In deze zaak heeft de Rechtbank Limburg op 27 juli 2017 uitspraak gedaan in een geschil tussen eiseres, vertegenwoordigd door haar gemachtigde mr. A.J.J. Kreutzkamp, en het college van burgemeester en wethouders van de gemeente Valkenburg a/d Geul. Eiseres had een aanvraag ingediend voor verhuis- en inrichtingskosten op basis van de Wet maatschappelijke ondersteuning (Wmo). Het college had deze aanvraag aanvankelijk afgewezen, maar later het bezwaar van eiseres gegrond verklaard en een verhuiskostenvergoeding van € 1.540,- toegekend, met de voorwaarde dat de verhuizing zou plaatsvinden naar een woning met beperkte kans op geluidsoverlast.
Eiseres heeft beroep ingesteld tegen het bestreden besluit, omdat zij van mening was dat de bepaling in het Besluit Maatschappelijke Ondersteuning 2015 van de gemeente Valkenburg a/d Geul, waarop de toekenning was gebaseerd, onverbindend was wegens strijd met de Wmo 2015. De rechtbank heeft vastgesteld dat er geen medische noodzaak was om te verhuizen, maar dat de klachten van eiseres wel degelijk een rol speelden in de beoordeling van de aanvraag. De rechtbank heeft geoordeeld dat de financiële tegemoetkoming niet voldeed aan de eisen van de Wmo 2015 en dat het college een nieuw besluit op bezwaar moest nemen, waarbij de compensatieplicht in acht genomen moest worden.
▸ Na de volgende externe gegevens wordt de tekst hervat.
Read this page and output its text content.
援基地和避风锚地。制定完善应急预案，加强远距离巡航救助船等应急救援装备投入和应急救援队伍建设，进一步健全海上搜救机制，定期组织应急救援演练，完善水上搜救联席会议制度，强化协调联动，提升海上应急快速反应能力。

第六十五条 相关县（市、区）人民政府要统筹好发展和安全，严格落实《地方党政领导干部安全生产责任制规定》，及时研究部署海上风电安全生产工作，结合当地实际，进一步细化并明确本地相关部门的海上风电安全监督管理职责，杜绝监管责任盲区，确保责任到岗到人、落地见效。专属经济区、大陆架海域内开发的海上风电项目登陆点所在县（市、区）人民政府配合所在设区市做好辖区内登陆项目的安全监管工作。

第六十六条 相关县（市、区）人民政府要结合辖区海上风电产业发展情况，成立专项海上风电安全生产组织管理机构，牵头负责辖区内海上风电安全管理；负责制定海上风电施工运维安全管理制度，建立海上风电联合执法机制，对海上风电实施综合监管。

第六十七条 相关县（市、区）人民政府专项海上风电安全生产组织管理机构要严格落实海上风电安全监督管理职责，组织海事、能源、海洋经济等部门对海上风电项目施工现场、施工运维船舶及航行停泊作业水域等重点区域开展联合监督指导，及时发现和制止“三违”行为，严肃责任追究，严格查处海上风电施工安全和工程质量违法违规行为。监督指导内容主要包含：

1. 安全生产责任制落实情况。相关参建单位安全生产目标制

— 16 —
De rechtbank heeft het bestreden besluit vernietigd en bepaald dat verweerder het door eiseres betaalde griffierecht vergoedt en verweerder in de proceskosten van eiseres veroordeelt tot een bedrag van € 990,-. De uitspraak benadrukt de noodzaak voor een deugdelijk onderzoek naar de ondersteuningsbehoefte van cliënten in het kader van de Wmo 2015.